Venugopal was the youngest of three sons of Mallojula Venkataiah and Madhuramma. His parents, both deceased—Venkataiah died in 1997 and Madhuramma in 2022— belonged to a family of freedom fighters.
The second son Anjanna is a temple priest, while the eldest, Mallojula Koteshwara Rao alias Kishenji rose to become one of the most influential leaders in the Maoist movement before being killed in a police encounter in West Bengal on November 24, 2011.
A commerce graduate from Peddapalli, Venugopal was drawn into left-wing extremism early. He abandoned his home and family to dedicate his life to the Maoist ideology. Within the erstwhile People’s War Group (PWG), he operated under several aliases — Bhupathi, Sonu, Master, and Abhay — and quickly rose through the ranks.
He eventually became the head of the CPI (Maoist)’s Dandakaranya Special Zonal Committee in the Gadchiroli region of Maharashtra. Later, he was assigned to expand the proscribed party’s the Western Ghats — stretching from Goa to Idukki in Kerala — as part of its southern expansion strategy.
Venugopal subsequently became a member of both the politburo and Central Military Commission of the party. He was the ideological head of the party as well as its communication specialist and the thread that connected it to the world outside the forests of Chhattisgarh.
Following the death ofspokesperson Cherukuri Rajkumar alias Azad in 2010, Venugopal was appointed as the official spokesperson of the CPI (Maoist) and took charge of the party’s publications division.
Intelligence agencies suspect his strategic involvement in the April 2010 Dantewada massacre, where 76 CRPF personnel were killed — one of the deadliest attacks in the history of anti-Maoist operations.

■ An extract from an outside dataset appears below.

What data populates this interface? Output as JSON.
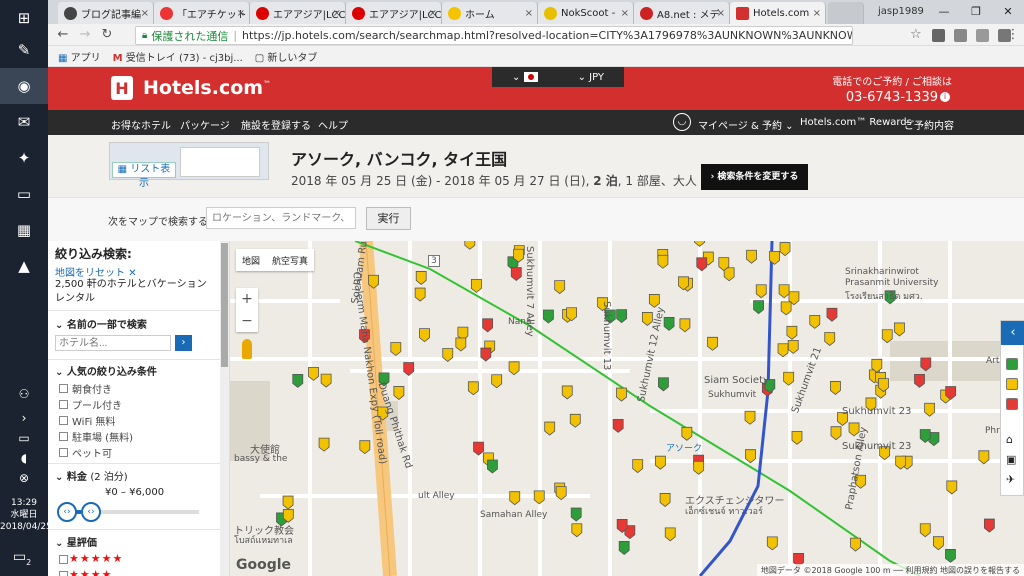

Both Andhra Pradesh and Chhattisgarh police had announced substantial cash rewards for information leading to his capture.
Venugopal’s wife, Tarakka, who was also a Maoist commander, made headlines in December 2018 when she surrendered to the Maharashtra police along with 10 other Maoists — including eight women and three men. The surrender took place in the presence of then chief minister Devendra Fadnavis in Gadchiroli.
Following his brother Kishenji’s death, Venugopal was believed to have taken charge of Maoist resistance against Operation Green Hunt in West Bengal, particularly during the Lalgarh movement. He continued to be regarded as a key strategist in the Maoist hierarchy, operating mostly from deep forest zones across central India.
His surrender points to the disarray in the party -- with some keen to surrender and a few insisting on keeping the fight going.